What they're saying: Senate leadership is pushing to make these bills a priority, including the chair of the Senate Commerce committee, Sen. Maria Cantwell (D-Wash.).

  • "Senator Cantwell is meeting with families this week and supports any effort to get children’s online privacy passed during the lame duck," Tricia Enright, communications director of the Senate Commerce committee, told Axios.
  • The likeliest path forward for the bills is for them to be added to the year-end defense or spending bill. "We're at a point where a combination of the victims, and the technology, make it absolutely mandatory we move forward," Sen. Richard Blumenthal (D-Conn.), a sponsor of the Kids Online Safety Act, told reporters on Capitol Hill Tuesday.
  • "I think it's going to move," Stephen Balkam, CEO of the Family Online Safety Institute, said this week at an event in Washington. "I think it could actually go — it's one of those very rare pieces of legislation that is getting bipartisan support."

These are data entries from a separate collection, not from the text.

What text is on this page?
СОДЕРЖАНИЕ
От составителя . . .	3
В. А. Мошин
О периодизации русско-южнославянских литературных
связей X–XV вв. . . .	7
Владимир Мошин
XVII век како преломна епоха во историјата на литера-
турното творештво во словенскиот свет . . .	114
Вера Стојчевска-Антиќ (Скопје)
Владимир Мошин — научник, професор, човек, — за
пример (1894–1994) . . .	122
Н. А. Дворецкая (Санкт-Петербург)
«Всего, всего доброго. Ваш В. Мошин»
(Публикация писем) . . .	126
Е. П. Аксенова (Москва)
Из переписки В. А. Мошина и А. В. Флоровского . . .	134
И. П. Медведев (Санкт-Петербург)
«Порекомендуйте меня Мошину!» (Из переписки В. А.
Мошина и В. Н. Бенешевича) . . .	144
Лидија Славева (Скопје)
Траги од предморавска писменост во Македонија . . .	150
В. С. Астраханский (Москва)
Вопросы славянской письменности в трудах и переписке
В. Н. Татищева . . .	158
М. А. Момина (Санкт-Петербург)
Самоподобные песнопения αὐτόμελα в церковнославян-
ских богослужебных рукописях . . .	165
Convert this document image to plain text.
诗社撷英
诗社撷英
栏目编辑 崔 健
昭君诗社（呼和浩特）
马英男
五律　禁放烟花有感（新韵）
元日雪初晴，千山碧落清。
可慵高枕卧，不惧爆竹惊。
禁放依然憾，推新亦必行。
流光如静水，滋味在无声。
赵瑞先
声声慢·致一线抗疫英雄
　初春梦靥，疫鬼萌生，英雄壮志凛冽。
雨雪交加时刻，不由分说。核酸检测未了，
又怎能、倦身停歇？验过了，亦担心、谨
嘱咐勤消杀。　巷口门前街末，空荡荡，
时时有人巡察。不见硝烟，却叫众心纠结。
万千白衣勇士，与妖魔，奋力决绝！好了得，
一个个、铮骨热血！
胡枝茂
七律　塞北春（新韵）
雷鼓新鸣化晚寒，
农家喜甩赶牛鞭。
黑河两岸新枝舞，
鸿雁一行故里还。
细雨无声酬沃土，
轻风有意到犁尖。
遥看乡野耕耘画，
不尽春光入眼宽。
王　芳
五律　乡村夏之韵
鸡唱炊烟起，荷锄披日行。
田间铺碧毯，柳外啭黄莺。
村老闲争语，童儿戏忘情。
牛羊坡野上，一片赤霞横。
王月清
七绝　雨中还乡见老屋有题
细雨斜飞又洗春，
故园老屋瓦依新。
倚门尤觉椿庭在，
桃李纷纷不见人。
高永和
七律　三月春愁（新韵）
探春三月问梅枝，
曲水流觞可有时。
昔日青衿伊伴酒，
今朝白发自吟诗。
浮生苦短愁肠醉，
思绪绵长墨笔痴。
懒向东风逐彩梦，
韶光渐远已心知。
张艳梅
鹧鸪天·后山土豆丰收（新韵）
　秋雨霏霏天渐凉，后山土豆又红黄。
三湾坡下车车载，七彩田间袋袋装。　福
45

Meanwhile, the issue of the safety of kids and teens online has been heating up across the globe, with efforts in the United Kingdom, Europe and in U.S. states like California.

  • Family members who hold social media partially responsible for the deaths of their teenage relatives have been on the Hill this week, urging lawmakers to pass KOSA.
  • "It would be irresponsible for Congress to close out this year without taking concrete action to protect kids online," childrens' online safety advocacy groups wrote in a letter to members of Congress this week.

The other side: As legislators roll out new bills on this issue, tech firms have responded with tighter controls for kids and teens and touted new safety features, saying they want to partner with parents to make safer experiences online.

  • But advocates say that even with all available social media parental controls turned on, and when parents stay involved in their kids' online lives, the children remain at risk.
  • "It is not my job as a grieving mother to look up these harmful videos and report them to the platforms," said Joann Bogard, a mother from Indiana who lost her child because of an online "choking" challenge and is working with Sens. Blumenthal and Marsha Blackburn (R-Tenn.), another sponsor of KOSA.
  • Talking to tech companies and trying to get policy changed has been a "brick wall," she said.

Yes, but: Senate Democrats have a big pile of competing priorities.

  • Members will be looking to attach many items to must-pass legislation, and floor time for individual votes will be at a minimum.
  • The office of Senate Majority Leader Chuck Schumer (D-N.Y.) did not respond to a question about his position on passing the bills before Congress' session ends.

Editor's note: This story has been updated to include a fuller quotation from Bogard providing additional context.